Guna Foundation is a non-profit, volunteer-based film studio located in Berkeley, California. Its mission is to present a window into the beauty, spirit, and knowledge of Tibetan Buddhism. Guna Foundation’s work supports the preservation of this wisdom tradition so that it may become the heritage of all humanity.
Guna Foundation’s first film endeavor Light of the Valley: the 15th Renovation of Swayambhu was completed in 2011, screened in 6 countries and has been accepted to the Jaipur Film Festival and Ladakh Film Festival. Prayers of the Ancient Ones is Guna Foundation’s second film.
The Meaning of Guna
Guna is a Sanskrit word that means “qualities” or “attributes.” In the Buddhist context, it conveys all the enlightened qualities and attributes of a Buddha. Guna Foundation strives to share the living expression of these qualities in the Buddhist tradition around the world.

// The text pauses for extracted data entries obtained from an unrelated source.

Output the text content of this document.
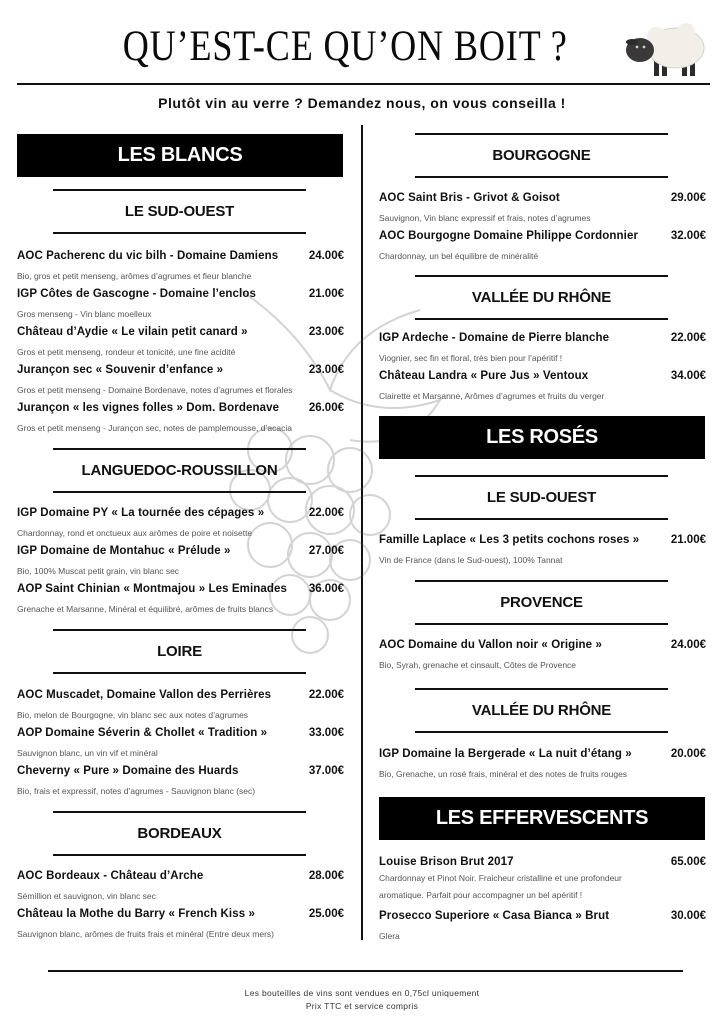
QU’EST-CE QU’ON BOIT ?
Plutôt vin au verre ? Demandez nous, on vous conseilla !
LES BLANCS
LE SUD-OUEST
AOC Pacherenc du vic bilh - Domaine Damiens	24.00€
Bio, gros et petit menseng, arômes d’agrumes et fleur blanche
IGP Côtes de Gascogne - Domaine l’enclos	21.00€
Gros menseng - Vin blanc moelleux
Château d’Aydie « Le vilain petit canard »	23.00€
Gros et petit menseng, rondeur et tonicité, une fine acidité
Jurançon sec « Souvenir d’enfance »	23.00€
Gros et petit menseng - Domaine Bordenave, notes d’agrumes et florales
Jurançon « les vignes folles » Dom. Bordenave	26.00€
Gros et petit menseng - Jurançon sec, notes de pamplemousse, d’acacia
LANGUEDOC-ROUSSILLON
IGP Domaine PY « La tournée des cépages »	22.00€
Chardonnay, rond et onctueux aux arômes de poire et noisette
IGP Domaine de Montahuc « Prélude »	27.00€
Bio, 100% Muscat petit grain, vin blanc sec
AOP Saint Chinian « Montmajou » Les Eminades 36.00€
Grenache et Marsanne, Minéral et équilibré, arômes de fruits blancs
LOIRE
AOC Muscadet, Domaine Vallon des Perrières	22.00€
Bio, melon de Bourgogne, vin blanc sec aux notes d’agrumes
AOP Domaine Séverin & Chollet « Tradition »	33.00€
Sauvignon blanc, un vin vif et minéral
Cheverny « Pure » Domaine des Huards	37.00€
Bio, frais et expressif, notes d’agrumes - Sauvignon blanc (sec)
BORDEAUX
AOC Bordeaux - Château d’Arche	28.00€
Sémillion et sauvignon, vin blanc sec
Château la Mothe du Barry « French Kiss »	25.00€
Sauvignon blanc, arômes de fruits frais et minéral (Entre deux mers)
BOURGOGNE
AOC Saint Bris - Grivot & Goisot	29.00€
Sauvignon, Vin blanc expressif et frais, notes d’agrumes
AOC Bourgogne Domaine Philippe Cordonnier	32.00€
Chardonnay, un bel équilibre de minéralité
VALLÉE DU RHÔNE
IGP Ardeche - Domaine de Pierre blanche	22.00€
Viognier, sec fin et floral, très bien pour l’apéritif !
Château Landra « Pure Jus » Ventoux	34.00€
Clairette et Marsanne, Arômes d’agrumes et fruits du verger
LES ROSÉS
LE SUD-OUEST
Famille Laplace « Les 3 petits cochons roses »	21.00€
Vin de France (dans le Sud-ouest), 100% Tannat
PROVENCE
AOC Domaine du Vallon noir « Origine »	24.00€
Bio, Syrah, grenache et cinsault, Côtes de Provence
VALLÉE DU RHÔNE
IGP Domaine la Bergerade « La nuit d’étang »	20.00€
Bio, Grenache, un rosé frais, minéral et des notes de fruits rouges
LES EFFERVESCENTS
Louise Brison Brut 2017	65.00€
Chardonnay et Pinot Noir. Fraicheur cristalline et une profondeur aromatique. Parfait pour accompagner un bel apéritif !
Prosecco Superiore « Casa Bianca » Brut	30.00€
Glera
Les bouteilles de vins sont vendues en 0,75cl uniquement
Prix TTC et service compris
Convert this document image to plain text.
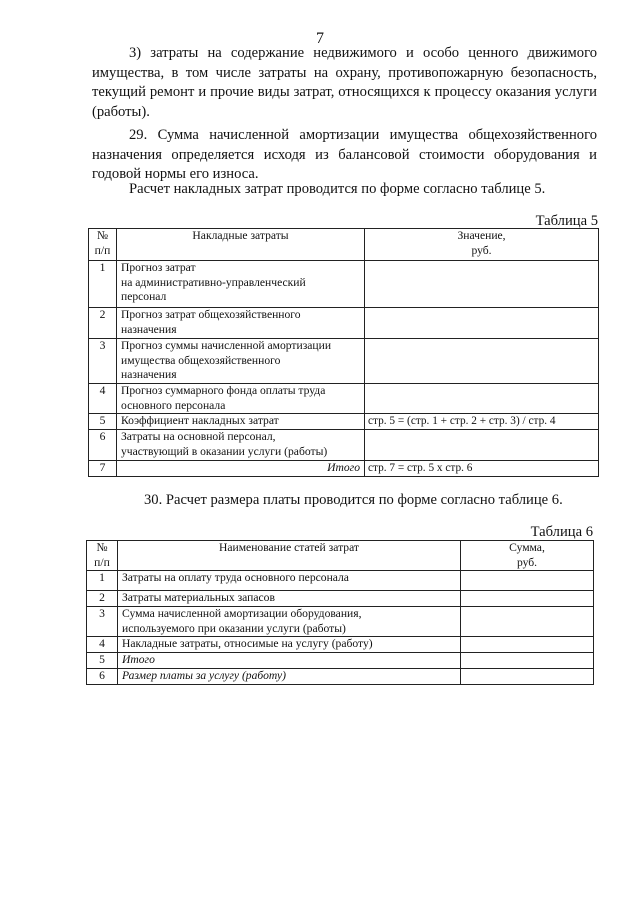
7

3) затраты на содержание недвижимого и особо ценного движимого имущества, в том числе затраты на охрану, противопожарную безопасность, текущий ремонт и прочие виды затрат, относящихся к процессу оказания услуги (работы).

29. Сумма начисленной амортизации имущества общехозяйственного назначения определяется исходя из балансовой стоимости оборудования и годовой нормы его износа.

Расчет накладных затрат проводится по форме согласно таблице 5.

Таблица 5
№
п/п	Накладные затраты	Значение,
руб.
1	Прогноз затрат
на административно-управленческий
персонал	
2	Прогноз затрат общехозяйственного
назначения	
3	Прогноз суммы начисленной амортизации
имущества общехозяйственного
назначения	
4	Прогноз суммарного фонда оплаты труда
основного персонала	
5	Коэффициент накладных затрат	стр. 5 = (стр. 1 + стр. 2 + стр. 3) / стр. 4
6	Затраты на основной персонал,
участвующий в оказании услуги (работы)	
7	Итого	стр. 7 = стр. 5 х стр. 6

30. Расчет размера платы проводится по форме согласно таблице 6.

Таблица 6
№
п/п	Наименование статей затрат	Сумма,
руб.
1	Затраты на оплату труда основного персонала	
2	Затраты материальных запасов	
3	Сумма начисленной амортизации оборудования,
используемого при оказании услуги (работы)	
4	Накладные затраты, относимые на услугу (работу)	
5	Итого	
6	Размер платы за услугу (работу)	
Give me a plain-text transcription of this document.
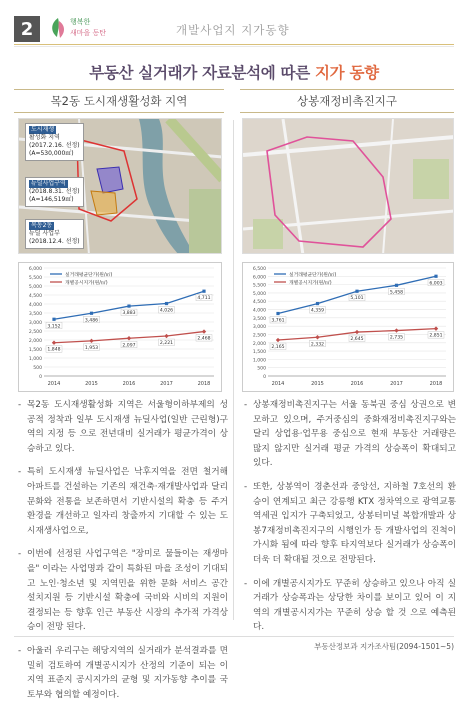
2	행복한
새마을 동탄	개발사업지 지가동향
부동산 실거래가 자료분석에 따른 지가 동향
목2동 도시재생활성화 지역	상봉재정비촉진지구
도시재생
활성화 지역
(2017.2.16. 선정)
(A=530,000㎡)
뉴딜사업구역
(2018.8.31. 선정)
(A=146,519㎡)
목동2동
뉴딜 사업부
(2018.12.4. 선정)
0
500
1,000
1,500
2,000
2,500
3,000
3,500
4,000
4,500
5,000
5,500
6,000
2014	2015	2016	2017	2018
3,152
3,486
3,883
4,026
4,711
1,848	1,953
2,097	2,221
2,468
실거래평균단가(원/㎡)
개별공시지가(원/㎡)
0
500
1,000
1,500
2,000
2,500
3,000
3,500
4,000
4,500
5,000
5,500
6,000
6,500
2014	2015	2016	2017	2018
3,761
4,359
5,101
5,458
6,003
2,165
2,332
2,645	2,735	2,851
실거래평균단가(원/㎡)
개별공시지가(원/㎡)

- 목2동 도시재생활성화 지역은 서울형이하부제의 성공적 정착과 일부 도시재생 뉴딜사업(일반 근린형)구역의 지정 등 으로 전년대비 실거래가 평균가격이 상승하고 있다.

- 특히 도시재생 뉴딜사업은 낙후지역을 전면 철거해 아파트를 건설하는 기존의 재건축·재개발사업과 달리 문화와 전통을 보존하면서 기반시설의 확충 등 주거환경을 개선하고 일자리 창출까지 기대할 수 있는 도시재생사업으로,

- 이번에 선정된 사업구역은 "장미로 물들이는 재생마을" 이라는 사업명과 같이 특화된 마을 조성이 기대되고 노인·청소년 및 지역민을 위한 문화 서비스 공간 설치지원 등 기반시설 확충에 국비와 시비의 지원이 결정되는 등 향후 인근 부동산 시장의 추가적 가격상승이 전망 된다.

- 아울러 우리구는 해당지역의 실거래가 분석결과를 면밀히 검토하여 개별공시지가 산정의 기준이 되는 이 지역 표준지 공시지가의 균형 및 지가동향 추이를 국토부와 협의할 예정이다.

- 상봉재정비촉진지구는 서울 동북권 중심 상권으로 변모하고 있으며, 주거중심의 중화재정비촉진지구와는 달리 상업용·업무용 중심으로 현재 부동산 거래량은 많지 않지만 실거래 평균 가격의 상승폭이 확대되고 있다.

- 또한, 상봉역이 경춘선과 중앙선, 지하철 7호선의 환승이 연계되고 최근 강릉행 KTX 정차역으로 광역교통 역세권 입지가 구축되었고, 상봉터미널 복합개발과 상봉7재정비촉진지구의 시행인가 등 개발사업의 진척이 가시화 됨에 따라 향후 타지역보다 실거래가 상승폭이 더욱 더 확대될 것으로 전망된다.

- 이에 개별공시지가도 꾸준히 상승하고 있으나 아직 실거래가 상승폭과는 상당한 차이를 보이고 있어 이 지역의 개별공시지가는 꾸준히 상승 할 것 으로 예측된다.

부동산정보과 지가조사팀(2094-1501~5)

The History of Guna Foundation
In 1969 Venerable Tarthang Tulku came to America and established the Tibetan Nyingma Meditation Center (TNMC). His vision was to save, preserve, and maintain the vast tradition of wisdom and compassion handed down since the time of the Buddha. His organizational structure is a mandala. For the past 42 years, Tarthang Tulku and his small circle of students and volunteer workers have worked quietly and tirelessly on two fronts: in the East, preserving the heart of the Tibetan culture for Tibetans in exile and in Tibet; and in the West, laying the ground for a lasting transmission of the Dharma for present and future generations. Guna Foundation was created in 2009 to share the accomplishments of the TNMC mandala with the world, and to ensure that its valuable work to save the Tibetan culture is able to continue long into the future.